This is the third in a series of posts about the Sony alpha 9 Mark II, aka the a9II. The series starts here. You can find other posts in this series by using the category list on the right, and selecting “a9II”.
You can find out a lot about the digital signal processing inside a camera by looking at the spectra of dar-field noise. In the absence of any processing or anolmolies, this noise is white, which means that all frequencies are equally represented in the spectrum. Heating and global variations across the chip means that in the real world, the spectra have more energy at low than high frequencies, but the spectra will be smooth. Spikes, peaks, and valleys in the spectra indicate the effects of digital signal processing. We see this a lot more often than we used to, thanks at least in part the the prevalence of on-sensor phase-detection autofocus.
Here’s what the four raw planes of the a9II look like at base ISO with the mechanical shutter and uncompressed raw recording:
Plane 1 is the red plane. Planes 2 and 3 are green, and plane 4 is blue. The horizontal axis is frequency divided by fs, which is the sampling frequency, so 0.5 on the horizontal axis is the Nyquist frequency for the sensor. You can see that the spectrum looks smooth and clean vertically, but has a jagged high-frequency rolloff in the other direction.
The first green plane look like the red plane, but the second green plane is clean in both directions.
The blue plane is the worst of them all.
More read noise makes things better, and the curves are smoothing down at ISO 500:
Plane 3, which was looking immaculate at ISO 100, now looks like the other planes.
Note the spikes in the vertical direction at 1/3 and 1/6 of the sampling frequency. Since the sampling frequency is computer per plane, this is at 1/6 and 1/12 of the sampling frequency for the entire sensor.

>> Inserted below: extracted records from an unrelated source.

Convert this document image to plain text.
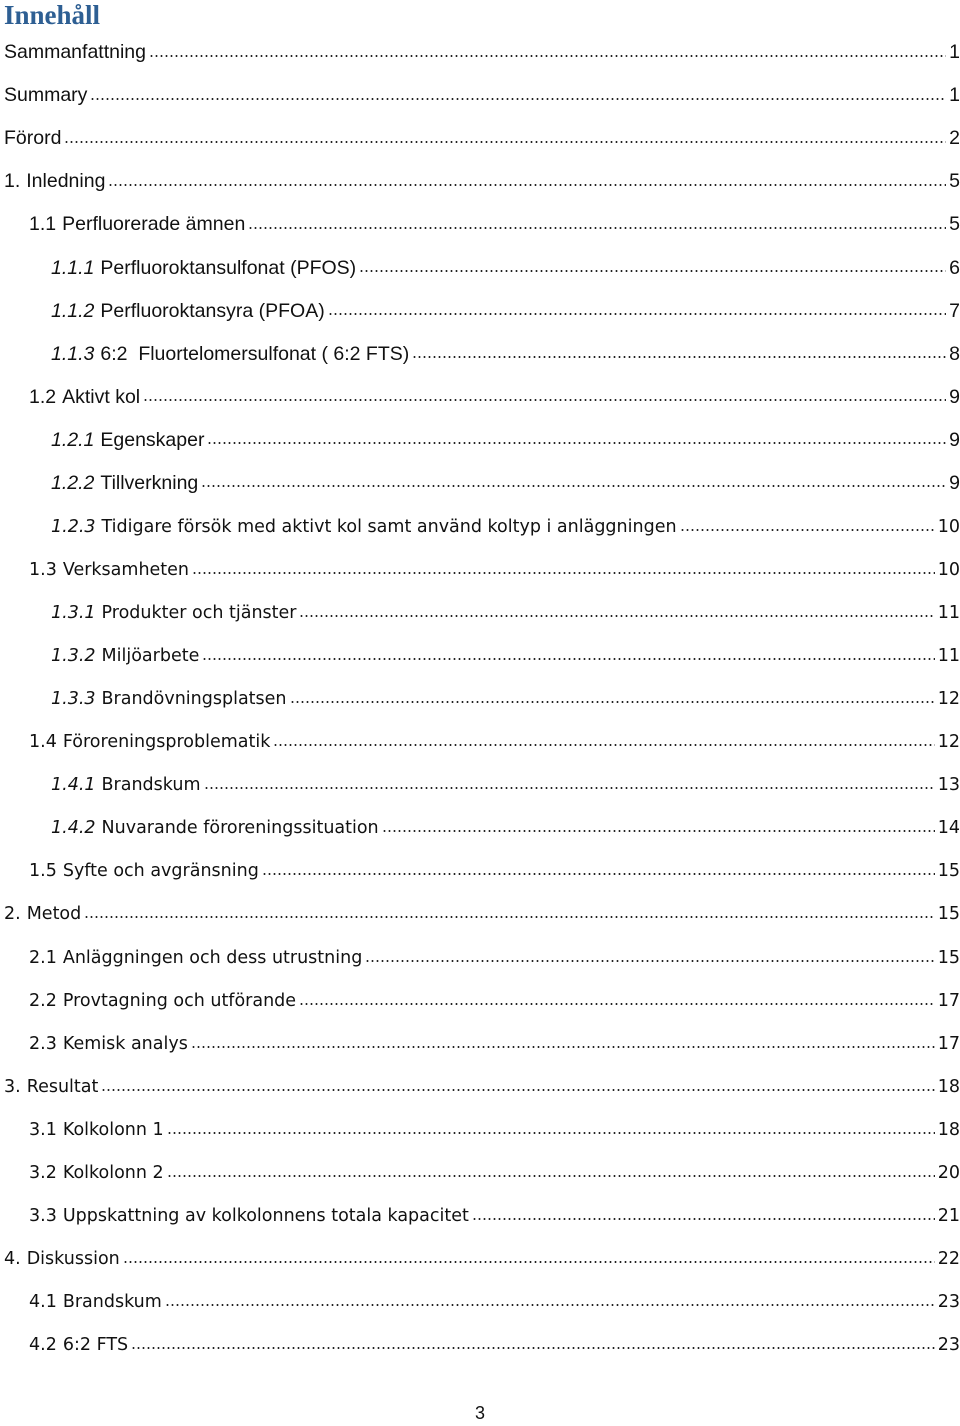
Innehåll
Sammanfattning	1
Summary	1
Förord	2
1. Inledning	5
1.1 Perfluorerade ämnen	5
1.1.1 Perfluoroktansulfonat (PFOS)	6
1.1.2 Perfluoroktansyra (PFOA)	7
1.1.3 6:2  Fluortelomersulfonat ( 6:2 FTS)	8
1.2 Aktivt kol	9
1.2.1 Egenskaper	9
1.2.2 Tillverkning	9
1.2.3 Tidigare försök med aktivt kol samt använd koltyp i anläggningen	10
1.3 Verksamheten	10
1.3.1 Produkter och tjänster	11
1.3.2 Miljöarbete	11
1.3.3 Brandövningsplatsen	12
1.4 Föroreningsproblematik	12
1.4.1 Brandskum	13
1.4.2 Nuvarande föroreningssituation	14
1.5 Syfte och avgränsning	15
2. Metod	15
2.1 Anläggningen och dess utrustning	15
2.2 Provtagning och utförande	17
2.3 Kemisk analys	17
3. Resultat	18
3.1 Kolkolonn 1	18
3.2 Kolkolonn 2	20
3.3 Uppskattning av kolkolonnens totala kapacitet	21
4. Diskussion	22
4.1 Brandskum	23
4.2 6:2 FTS	23
3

At ISO 640, the read noise goes down and the variation gets worse:
At high ISO’s everything in the horizontal direction smooths out:
Ilya Zakharevich says
Jim, since there is an ambiguity in horizontal/vertical, let’s try to make unambiguous:
• I presume that there is an ADC per every column on the sensor (or maybe 2: one for green, one for R/B) reading the sensels in this column 1-by-1;
• So the comb on the graphs (with the step ¹⁄₁₆ of the Nyquist) should be either
∘ For pixels read by one ADC (with period 32 or 16, depending on how many ADC/column);
∘ For pixels read by different ADC (with period 16 AMONG different ADC⸣s).
Which one do you think it is?
And: I do not remember: taking the period of the comb for other Sony sensors, is it also Nyquist/16?
Ilya Zakharevich says
One more question: IIRC, the graphs above are from 600×1000 excerpt. If so, and IF the groups of 16/32 are involved, then since 600 and 1000 are not multiples of 16 (neither of 32 ;-)), cannot this hide some fine details of the combs?